# Linear Models

Principle : Linear models make a prediction using a linear function of the input features. Each feature is assigned a weight learned by the algorithm.
There are many different linear models for classification. The difference between these models lies in how the model parameters w and b are learned from the training data, and how model complexity can be controlled. The two most common algorithms are *logistic regression* (despites its name) and *linear support vector machines*.
For both of them, the regularization parameter C can be adjusted to get better results. The higher the value, the most the algorithm is gonna give importance to every points for the dataset trying to fit as most as possible to the training set. Using low values means the algorithm is gonna try to adjust to the "majority" of the points.

### Set up

In [8]:
import pandas as pd
import matplotlib.pyplot as plt
from sklearn.model_selection import train_test_split
from sklearn.linear_model import LogisticRegression
from sklearn.svm import LinearSVC

## Logistic Regression

### First test

Before going further on with the first algorithm, let's retrieve the ground truth from a CSV file generated on the 13th of January 2020 at 2:25 PM. This ground truth gathers results from a thousand malwares collected on the 25th of June 2019.
The data are then splitted between the inputs and outputs as follow :

In [2]:
gt = pd.read_csv('../dumps/2020.01.13-14.25.csv')
cols = [col for col in gt.columns if col not in ['label']]
data = gt[cols]
target = gt['label']

Let's now create the training and test sets. Since the dataset is quite small,the *80/20* rule is applied for the size of the sets. The *random_state* variable is a seed used to add randomness in the set. Since the purpose of the experiment is to compare results, deterministic values should be favored at first. The value is then set to 0.

In [3]:
data_train, data_test, target_train, target_test = train_test_split(data,target, test_size = 0.20, random_state = 0)

Let's try the logistic regression first with C set to the default value 1, then C=100 and eventually C=0.01.

In [4]:
logreg = LogisticRegression().fit(data_train, target_train)
print("Training set score: {:.3f}".format(logreg.score(data_train, target_train))) 
print("Test set score: {:.3f}".format(logreg.score(data_test, target_test)))

Training set score: 0.823
Test set score: 0.779


STOP: TOTAL NO. of ITERATIONS REACHED LIMIT.
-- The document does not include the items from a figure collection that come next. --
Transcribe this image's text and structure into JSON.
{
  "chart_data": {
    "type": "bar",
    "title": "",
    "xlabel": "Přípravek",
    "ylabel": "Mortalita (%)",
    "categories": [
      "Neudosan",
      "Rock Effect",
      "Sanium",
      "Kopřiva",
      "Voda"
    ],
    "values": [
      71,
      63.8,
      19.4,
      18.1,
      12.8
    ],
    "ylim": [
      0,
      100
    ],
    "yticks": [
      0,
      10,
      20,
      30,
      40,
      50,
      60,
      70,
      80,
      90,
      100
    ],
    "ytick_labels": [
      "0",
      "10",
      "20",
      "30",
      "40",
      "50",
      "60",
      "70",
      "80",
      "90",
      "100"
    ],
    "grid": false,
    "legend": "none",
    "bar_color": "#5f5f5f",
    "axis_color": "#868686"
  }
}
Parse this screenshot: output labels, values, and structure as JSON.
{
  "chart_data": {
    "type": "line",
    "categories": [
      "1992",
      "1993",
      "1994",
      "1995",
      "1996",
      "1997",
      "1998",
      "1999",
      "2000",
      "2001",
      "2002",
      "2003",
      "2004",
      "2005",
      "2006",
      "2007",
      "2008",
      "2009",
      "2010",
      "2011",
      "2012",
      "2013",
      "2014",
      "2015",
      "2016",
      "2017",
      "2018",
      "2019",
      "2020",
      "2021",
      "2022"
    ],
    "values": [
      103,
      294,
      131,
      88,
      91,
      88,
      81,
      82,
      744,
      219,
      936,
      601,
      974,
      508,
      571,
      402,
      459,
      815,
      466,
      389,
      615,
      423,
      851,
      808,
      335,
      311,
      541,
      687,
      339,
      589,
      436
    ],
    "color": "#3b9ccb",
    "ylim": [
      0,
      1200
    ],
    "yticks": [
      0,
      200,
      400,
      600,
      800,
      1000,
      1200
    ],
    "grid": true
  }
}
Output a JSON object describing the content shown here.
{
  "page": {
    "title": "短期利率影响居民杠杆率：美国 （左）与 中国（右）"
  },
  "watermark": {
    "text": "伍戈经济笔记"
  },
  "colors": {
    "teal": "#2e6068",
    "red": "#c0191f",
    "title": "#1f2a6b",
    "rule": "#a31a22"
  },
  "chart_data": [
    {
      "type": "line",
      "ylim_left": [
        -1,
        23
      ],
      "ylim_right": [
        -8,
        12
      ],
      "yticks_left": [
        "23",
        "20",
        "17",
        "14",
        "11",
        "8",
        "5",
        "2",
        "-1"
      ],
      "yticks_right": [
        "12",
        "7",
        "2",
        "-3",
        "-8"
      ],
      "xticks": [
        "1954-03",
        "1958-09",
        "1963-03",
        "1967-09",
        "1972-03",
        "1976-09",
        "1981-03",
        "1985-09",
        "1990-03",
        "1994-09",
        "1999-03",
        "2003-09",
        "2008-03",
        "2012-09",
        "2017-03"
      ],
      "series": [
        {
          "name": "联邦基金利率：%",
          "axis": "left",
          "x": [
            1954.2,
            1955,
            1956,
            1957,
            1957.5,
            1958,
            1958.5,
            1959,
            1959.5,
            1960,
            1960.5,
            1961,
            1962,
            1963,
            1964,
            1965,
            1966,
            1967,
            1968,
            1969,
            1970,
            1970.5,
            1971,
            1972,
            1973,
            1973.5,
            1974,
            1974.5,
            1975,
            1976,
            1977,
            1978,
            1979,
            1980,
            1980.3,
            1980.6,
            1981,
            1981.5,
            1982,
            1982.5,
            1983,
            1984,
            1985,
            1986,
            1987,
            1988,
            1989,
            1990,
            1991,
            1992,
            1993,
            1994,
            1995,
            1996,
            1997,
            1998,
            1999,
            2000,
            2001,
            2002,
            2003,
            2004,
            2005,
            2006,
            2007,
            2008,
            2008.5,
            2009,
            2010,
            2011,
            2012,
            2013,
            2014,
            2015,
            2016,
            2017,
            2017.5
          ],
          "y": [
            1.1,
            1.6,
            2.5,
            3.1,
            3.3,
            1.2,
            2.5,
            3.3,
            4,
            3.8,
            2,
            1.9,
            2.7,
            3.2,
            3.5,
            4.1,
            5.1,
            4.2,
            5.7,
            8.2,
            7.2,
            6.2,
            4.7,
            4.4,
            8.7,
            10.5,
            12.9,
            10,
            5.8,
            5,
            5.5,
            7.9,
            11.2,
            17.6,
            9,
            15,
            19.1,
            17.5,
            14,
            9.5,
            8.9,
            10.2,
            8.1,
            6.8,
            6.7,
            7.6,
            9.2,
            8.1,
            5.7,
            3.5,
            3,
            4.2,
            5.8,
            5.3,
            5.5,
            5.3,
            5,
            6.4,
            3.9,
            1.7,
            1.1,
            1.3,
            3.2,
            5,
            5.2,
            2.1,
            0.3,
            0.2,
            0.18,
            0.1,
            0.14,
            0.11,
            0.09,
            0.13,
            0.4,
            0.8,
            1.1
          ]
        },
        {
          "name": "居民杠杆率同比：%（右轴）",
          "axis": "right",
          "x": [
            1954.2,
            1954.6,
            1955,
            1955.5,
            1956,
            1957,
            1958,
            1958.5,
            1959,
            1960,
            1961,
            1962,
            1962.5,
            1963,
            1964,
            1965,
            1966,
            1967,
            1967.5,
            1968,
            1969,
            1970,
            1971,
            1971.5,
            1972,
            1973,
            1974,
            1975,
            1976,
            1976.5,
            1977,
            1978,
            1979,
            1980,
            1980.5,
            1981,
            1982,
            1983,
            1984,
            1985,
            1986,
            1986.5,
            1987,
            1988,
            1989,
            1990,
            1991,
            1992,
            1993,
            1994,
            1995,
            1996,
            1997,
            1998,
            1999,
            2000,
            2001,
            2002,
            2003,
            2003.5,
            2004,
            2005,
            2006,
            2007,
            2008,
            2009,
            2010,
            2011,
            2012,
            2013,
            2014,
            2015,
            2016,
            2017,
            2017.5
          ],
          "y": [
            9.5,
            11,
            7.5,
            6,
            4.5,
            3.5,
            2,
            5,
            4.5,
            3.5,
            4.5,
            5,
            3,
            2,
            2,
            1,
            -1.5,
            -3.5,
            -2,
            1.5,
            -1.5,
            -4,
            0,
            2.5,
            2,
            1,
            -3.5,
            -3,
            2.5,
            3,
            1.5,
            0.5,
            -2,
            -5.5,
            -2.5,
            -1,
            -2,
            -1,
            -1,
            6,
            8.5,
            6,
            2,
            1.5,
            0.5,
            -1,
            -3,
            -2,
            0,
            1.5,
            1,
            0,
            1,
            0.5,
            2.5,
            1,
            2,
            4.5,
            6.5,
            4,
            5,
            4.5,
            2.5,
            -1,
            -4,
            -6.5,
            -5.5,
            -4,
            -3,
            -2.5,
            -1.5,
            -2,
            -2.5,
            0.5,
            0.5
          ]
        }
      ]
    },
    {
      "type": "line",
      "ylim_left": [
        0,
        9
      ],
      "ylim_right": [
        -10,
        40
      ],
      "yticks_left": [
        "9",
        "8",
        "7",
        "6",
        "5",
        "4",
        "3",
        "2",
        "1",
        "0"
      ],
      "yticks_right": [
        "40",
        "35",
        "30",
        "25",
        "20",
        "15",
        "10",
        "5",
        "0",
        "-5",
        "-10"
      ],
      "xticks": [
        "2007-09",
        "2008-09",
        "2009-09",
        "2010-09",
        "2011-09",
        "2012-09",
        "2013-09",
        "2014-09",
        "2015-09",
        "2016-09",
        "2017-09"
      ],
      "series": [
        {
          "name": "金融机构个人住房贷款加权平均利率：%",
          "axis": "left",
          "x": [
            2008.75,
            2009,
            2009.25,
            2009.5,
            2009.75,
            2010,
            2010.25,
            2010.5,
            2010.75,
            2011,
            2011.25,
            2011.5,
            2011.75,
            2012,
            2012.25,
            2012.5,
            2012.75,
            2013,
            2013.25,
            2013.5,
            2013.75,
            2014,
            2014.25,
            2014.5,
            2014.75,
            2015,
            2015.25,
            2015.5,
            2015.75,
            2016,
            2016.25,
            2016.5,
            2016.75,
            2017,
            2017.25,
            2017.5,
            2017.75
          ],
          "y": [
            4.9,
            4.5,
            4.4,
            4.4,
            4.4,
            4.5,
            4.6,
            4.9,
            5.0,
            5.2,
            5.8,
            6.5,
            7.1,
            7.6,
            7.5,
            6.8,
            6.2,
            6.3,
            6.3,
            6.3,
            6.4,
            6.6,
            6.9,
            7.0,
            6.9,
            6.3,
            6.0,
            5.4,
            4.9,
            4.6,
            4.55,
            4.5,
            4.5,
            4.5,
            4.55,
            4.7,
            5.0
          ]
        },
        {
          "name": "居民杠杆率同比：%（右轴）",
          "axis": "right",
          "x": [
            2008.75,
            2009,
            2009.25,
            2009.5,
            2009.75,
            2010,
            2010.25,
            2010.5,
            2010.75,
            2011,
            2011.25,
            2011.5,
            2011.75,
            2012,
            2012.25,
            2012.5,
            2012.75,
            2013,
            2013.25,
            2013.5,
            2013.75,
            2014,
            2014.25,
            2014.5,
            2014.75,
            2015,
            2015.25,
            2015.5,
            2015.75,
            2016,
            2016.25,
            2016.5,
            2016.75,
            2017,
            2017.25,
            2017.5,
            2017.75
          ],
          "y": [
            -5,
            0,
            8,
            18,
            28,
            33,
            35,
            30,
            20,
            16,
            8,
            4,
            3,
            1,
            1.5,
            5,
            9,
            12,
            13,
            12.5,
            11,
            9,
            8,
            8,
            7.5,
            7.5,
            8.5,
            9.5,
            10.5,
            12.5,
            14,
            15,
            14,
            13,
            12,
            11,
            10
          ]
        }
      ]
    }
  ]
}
Increase the number of iterations (max_iter) or scale the data as shown in:
    https://scikit-learn.org/stable/modules/preprocessing.html
Please also refer to the documentation for alternative solver options:
    https://scikit-learn.org/stable/modules/linear_model.html#logistic-regression


In [5]:
logreg100 = LogisticRegression(C=100).fit(data_train, target_train)
print("Training set score: {:.3f}".format(logreg100.score(data_train, target_train))) 
print("Test set score: {:.3f}".format(logreg100.score(data_test, target_test)))

Training set score: 0.821
Test set score: 0.784


STOP: TOTAL NO. of ITERATIONS REACHED LIMIT.

Increase the number of iterations (max_iter) or scale the data as shown in:
    https://scikit-learn.org/stable/modules/preprocessing.html
Please also refer to the documentation for alternative solver options:
    https://scikit-learn.org/stable/modules/linear_model.html#logistic-regression


In [6]:
logreg001 = LogisticRegression(C=0.01).fit(data_train, target_train)
print("Training set score: {:.3f}".format(logreg001.score(data_train, target_train))) 
print("Test set score: {:.3f}".format(logreg001.score(data_test, target_test)))

Training set score: 0.821
Test set score: 0.774


STOP: TOTAL NO. of ITERATIONS REACHED LIMIT.

Increase the number of iterations (max_iter) or scale the data as shown in:
    https://scikit-learn.org/stable/modules/preprocessing.html
Please also refer to the documentation for alternative solver options:
    https://scikit-learn.org/stable/modules/linear_model.html#logistic-regression


Intersting to notice that here to values are always quite similar. We should maybe try with more iterations as stated in the erros messages.
We can also add L1 regularization to limit the number of features and see how it goes.

## Linear SVC

### First test

Same procedure as done before with logistic regression where a first test is made with C value set to 1, 100 and 0.01.

In [9]:
linsvc = LinearSVC().fit(data_train, target_train)
print("Training set score: {:.3f}".format(linsvc.score(data_train, target_train))) 
print("Test set score: {:.3f}".format(linsvc.score(data_test, target_test)))

Training set score: 0.789
Test set score: 0.734




In [10]:
linsvc100 = LinearSVC(C=100).fit(data_train, target_train)
print("Training set score: {:.3f}".format(linsvc100.score(data_train, target_train))) 
print("Test set score: {:.3f}".format(linsvc100.score(data_test, target_test)))

Training set score: 0.698
Test set score: 0.698




In [11]:
linsvc001 = LinearSVC(C=0.01).fit(data_train, target_train)
print("Training set score: {:.3f}".format(linsvc001.score(data_train, target_train))) 
print("Test set score: {:.3f}".format(linsvc001.score(data_test, target_test)))

Training set score: 0.776
Test set score: 0.719